After thoroughly reviewing the record, we conclude that Mr. Charlton was compelled to incriminate himself in violation of theFifth Amendment. As a preliminary matter, we note that although Mr. Charlton's testimony occurred at a pre-trial hearing and not at trial, theFifth Amendment applies with equal force to the pretrial hearing. SeeCantillon v. Superior Court (C.D.Cal. 1969), 305 F. Supp. 304, 308 (holding that since "a person after arrest may stand mute and refuse to answer any questions, it would seem most incongruous if he could not thereafter, either through himself personally or through his attorney, refuse to answer inquiries touching upon the nature of his defense until he has in fact begun his defense at trial"). Here, a violation of Mr. Charlton's Fifth Amendment rights occurred when the trial court required Mr. Charlton to testify at a pre-trial hearing in order to make a prima facie showing as to the relevance, competence and materiality of a witness whom he intended to call at trial. Similarly, his rights were violated when the trial court told Mr. Charlton that, if he intended to assert the affirmative defense of entrapment, he must first testify under oath at the pretrial hearing to establish the merits of such a defense. As previously discussed, a defendant is not required to testify in order to assert an entrapment defense. Worth, 505 F.2d at 1209. Mr. Charlton's compelled testimony was later used by the court to determine that Mr. Charlton was, in fact, not entrapped and, consequentially, could not call Mr. Davis as a witness at trial.

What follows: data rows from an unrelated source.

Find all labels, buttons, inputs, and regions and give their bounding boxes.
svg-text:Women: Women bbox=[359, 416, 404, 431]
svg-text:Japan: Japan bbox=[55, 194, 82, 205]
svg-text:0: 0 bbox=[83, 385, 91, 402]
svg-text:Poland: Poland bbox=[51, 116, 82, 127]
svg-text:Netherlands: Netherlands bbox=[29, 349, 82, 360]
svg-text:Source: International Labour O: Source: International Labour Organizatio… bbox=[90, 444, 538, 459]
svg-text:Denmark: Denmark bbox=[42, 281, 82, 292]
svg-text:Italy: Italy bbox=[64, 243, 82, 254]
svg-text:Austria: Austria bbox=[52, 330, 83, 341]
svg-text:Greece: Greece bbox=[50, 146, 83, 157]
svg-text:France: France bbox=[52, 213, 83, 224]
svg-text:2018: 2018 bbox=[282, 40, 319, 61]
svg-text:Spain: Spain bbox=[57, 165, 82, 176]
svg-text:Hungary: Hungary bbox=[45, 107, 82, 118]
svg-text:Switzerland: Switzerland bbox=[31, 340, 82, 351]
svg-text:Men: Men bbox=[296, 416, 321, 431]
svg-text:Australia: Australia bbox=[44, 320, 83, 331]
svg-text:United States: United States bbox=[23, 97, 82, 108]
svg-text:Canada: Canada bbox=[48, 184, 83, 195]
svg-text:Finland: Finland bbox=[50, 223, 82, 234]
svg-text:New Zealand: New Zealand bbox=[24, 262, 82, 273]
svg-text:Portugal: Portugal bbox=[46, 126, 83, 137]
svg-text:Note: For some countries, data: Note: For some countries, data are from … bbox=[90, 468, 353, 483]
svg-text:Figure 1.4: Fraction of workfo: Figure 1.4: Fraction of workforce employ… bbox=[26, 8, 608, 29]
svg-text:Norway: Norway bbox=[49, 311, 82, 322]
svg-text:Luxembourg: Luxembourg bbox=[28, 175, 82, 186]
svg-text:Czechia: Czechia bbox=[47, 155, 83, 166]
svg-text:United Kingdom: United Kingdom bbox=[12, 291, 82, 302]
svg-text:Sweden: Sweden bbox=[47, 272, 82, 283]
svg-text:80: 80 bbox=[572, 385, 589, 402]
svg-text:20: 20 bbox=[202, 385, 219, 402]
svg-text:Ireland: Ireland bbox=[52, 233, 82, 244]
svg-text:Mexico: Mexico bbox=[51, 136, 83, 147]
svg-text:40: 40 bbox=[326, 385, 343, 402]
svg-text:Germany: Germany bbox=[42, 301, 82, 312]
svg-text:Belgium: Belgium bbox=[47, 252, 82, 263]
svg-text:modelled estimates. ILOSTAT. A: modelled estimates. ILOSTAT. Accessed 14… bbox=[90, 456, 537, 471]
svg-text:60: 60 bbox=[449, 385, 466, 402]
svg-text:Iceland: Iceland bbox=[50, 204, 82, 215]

Based on the foregoing, we conclude that, as Mr. Charlton had theFifth Amendment right to not take the stand and testify against himself, the trial court erred when it ruled that he must take the stand in order to make a prima facie case as to the relevancy of a witness' testimony and to assert the affirmative defense of entrapment. Accordingly, Mr. Charlton's fifth assignment of error is sustained.

B. First Assignment of Error

THE TRIAL COURT ERRED IN SENTENCING DEFENDANT-APPELLANT TO THE MAXIMUM SENTENCE ON COUNT ONE OF THE INDICTMENT.

Second Assignment of Error

THE TRIAL COURT ERRED IN REFUSING TO APPOINT NEW COUNSEL TO REPRESENT DEFENDANT-APPELLANT OR CONDUCT AN INQUIRY INTO THE POTENTIAL CONFLICT OF INTEREST AFTER LEARNING THAT DEFENDANT-APPELLANT HAD FILED A COMPLAINT WITH THE BAR ASSOCIATION AGAINST ASSIGNED COUNSEL, THEREBY VIOLATING DEFENDANT-APPELLANT'S FIFTH, SIXTH AND FOURTEENTH AMENDMENT RIGHTS UNDER THE UNITED STATES CONSTITUTION AND ARTICLE I, SECTION 10 OF THE OHIO CONSTITUTION.

Third Assignment of Error

THE TRIAL COURT ERRED IN REFUSING TO GRANT DEFENDANT-APPELLANT'S MOTION TO WITHDRAW HIS NO CONTEST PLEA, THEREBY VIOLATING DEFENDANT-APPELLANT'S FIFTH, SIXTH AND FOURTEENTH AMENDMENT RIGHTS UNDER THE UNITED STATES CONSTITUTION AND ARTICLE I, SECTION 10 OF THE OHIO CONSTITUTION.

Fourth Assignment of Error

DEFENDANT-APPELLANT WAS DENIED THE EFFECTIVE ASSISTANCE OF COUNSEL IN VIOLATION OF THE SIXTH AND FOURTEENTH AMENDMENTS TO THE UNITED STATES CONSTITUTION AND ARTICLE I, SECTION 10 OF THE OHIO CONSTITUTION.

We need not address Mr. Charlton's remaining assignments of error as they have been rendered moot by our disposition of his fifth assignment of error. See App.R. 12(A)(1)(c).

III. Mr. Charlton's fifth assignment of error is sustained. His first through fourth assignments of error are rendered moot by this court's disposition of Mr. Charlton's fifth assignment of error. See App.R. 12(A)(1)(c). The judgment of the Lorain County Court of Common Pleas is reversed and the cause remanded for further proceedings consistent with this decision.

The Court finds that there were reasonable grounds for this appeal.

We order that a special mandate issue out of this Court, directing the Court of Common Pleas, County of Lorain, State of Ohio, to carry this judgment into execution. A certified copy of this journal entry shall constitute the mandate, pursuant to App.R. 27.

Immediately upon the filing hereof, this document shall constitute the journal entry of judgment, and it shall be file stamped by the Clerk of the Court of Appeals at which time the period for review shall begin to run. App.R. 22(E).

Costs taxed to Appellee.

WILLIAM G. BATCHELDER, BAIRD, J., SLABY, J. CONCUR.